Stefan Wolpe is undoubtedly one of the most interesting figures in recent musical history. His music cannot be assigned to any one school or movement; it is replete with contradictions. The most diverse influences and trends – from jazz to highly complex serial techniques – can be detected in his works.
Born in Berlin in 1902, he studied briefly with Paul Juon and Franz Schreker. Impulses emanating from Ferruccio Busoni were of course incomparably more important; yet, above all, Wolpe was stimulated by the visual artists of the Bauhaus in Weimar where, as a young man, he attended lectures courses by Johannes Itten and Paul Klee, among others; by Dadaists such as Kurt Schwitters; and by his experiences as a member of the November Group, a radical association of artists in Berlin, for which Wolpe organized concerts and performances as a pianist.
In 1933 the Nazi regime’s takeover of power forced Wolpe to flee Berlin. First he emigrated to Jerusalem, where he taught at the conservatory from 1934 to 1938 and, simultaneously, as "musical instructor" on a kibbutz. It was also during these first years of exile that Wolpe completed short but intense courses of study with Anton Webern in Vienna and Hermann Scherchen in Brussels.

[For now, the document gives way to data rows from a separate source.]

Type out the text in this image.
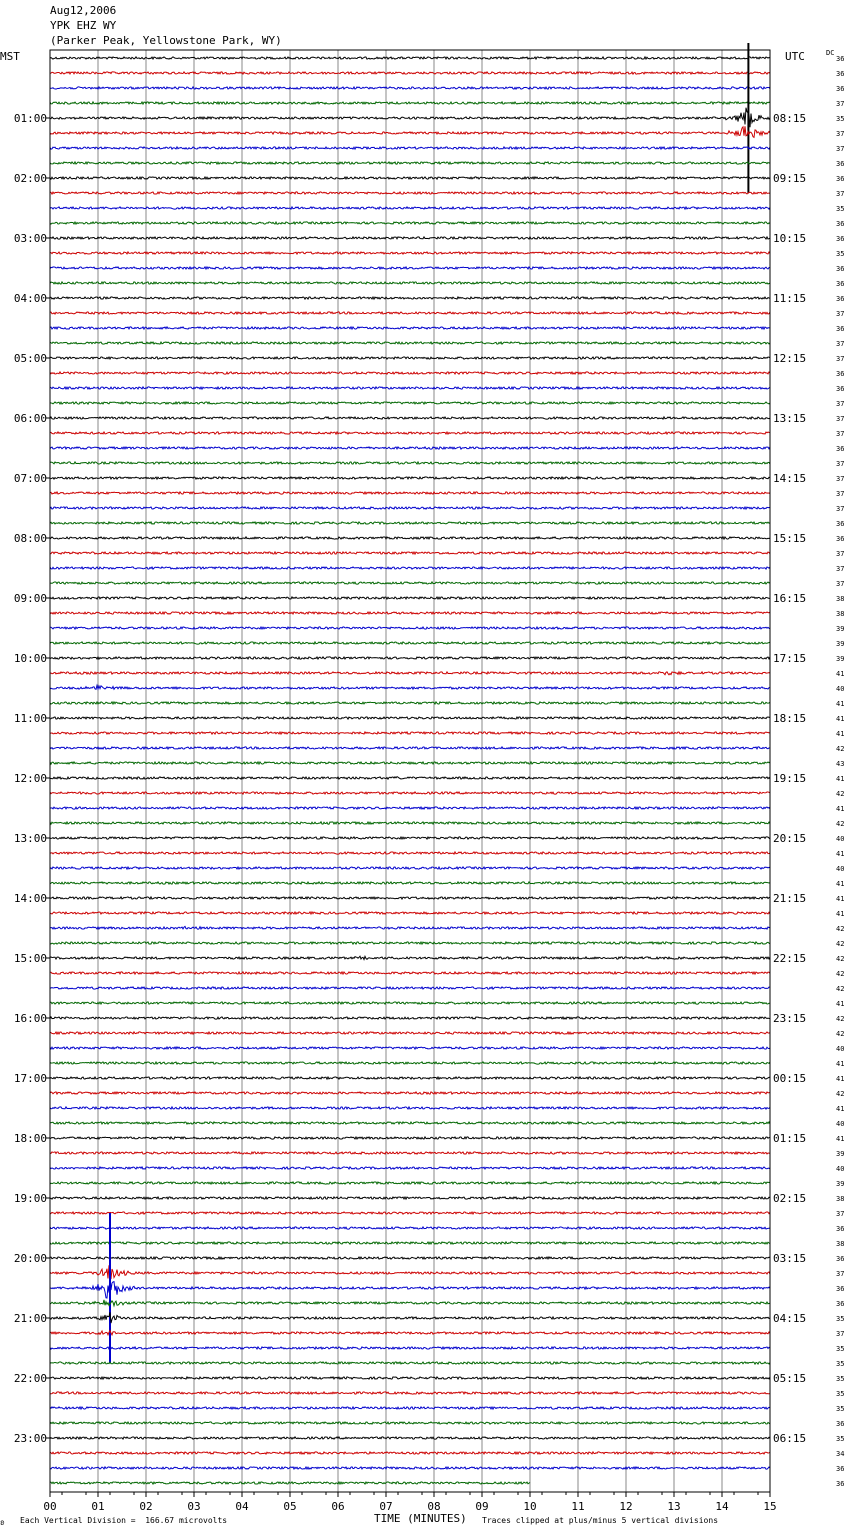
Aug12,2006
YPK EHZ WY
(Parker Peak, Yellowstone Park, WY)
MST	UTC	DC
36
36
36
37
35
37
37
36
36
37
35
36
36
35
36
36
36
37
36
37
37
36
36
37
37
37
36
37
37
37
37
36
36
37
37
37
38
38
39
39
39
41
40
41
41
41
42
43
41
42
41
42
40
41
40
41
41
41
42
42
42
42
42
41
42
42
40
41
41
42
41
40
41
39
40
39
38
37
36
38
36
37
36
36
35
37
35
35
35
35
35
36
35
34
36
36
01:00
02:00
03:00
04:00
05:00
06:00
07:00
08:00
09:00
10:00
11:00
12:00
13:00
14:00
15:00
16:00
17:00
18:00
19:00
20:00
21:00
22:00
23:00
08:15
09:15
10:15
11:15
12:15
13:15
14:15
15:15
16:15
17:15
18:15
19:15
20:15
21:15
22:15
23:15
00:15
01:15
02:15
03:15
04:15
05:15
06:15
00	01	02	03	04	05	06	07	08	09	10	11	12	13	14	15
ʚ Each Vertical Division =  166.67 microvolts	TIME (MINUTES) Traces clipped at plus/minus 5 vertical divisions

In 1938 he emigrated to America. He lived New York from that time onward and taught at various institutes. Wolpe took an interest in very diverse groups, for example, the Abstract Expressionists (i.e., Jackson Pollock, Willem de Kooning, and Mark Rothko) as well as in jazz musicians and his colleagues Edgard Varèse and John Cage.
The years he spent at Black Mountain College, a progressive school of arts in the mountains of North Carolina, where he taught from 1952 to 1956 and composed significant works, were the most fruitful period in his artistic development. Between 1956 and 1963, he traveled to Europe several times and regularly participated as a lecturer at the Darmstadt Summer Courses.
The diagnosis of Parkinson’s disease in 1963 overshadowed Wolpe’s last years until 1972, when he died as the result of this illness.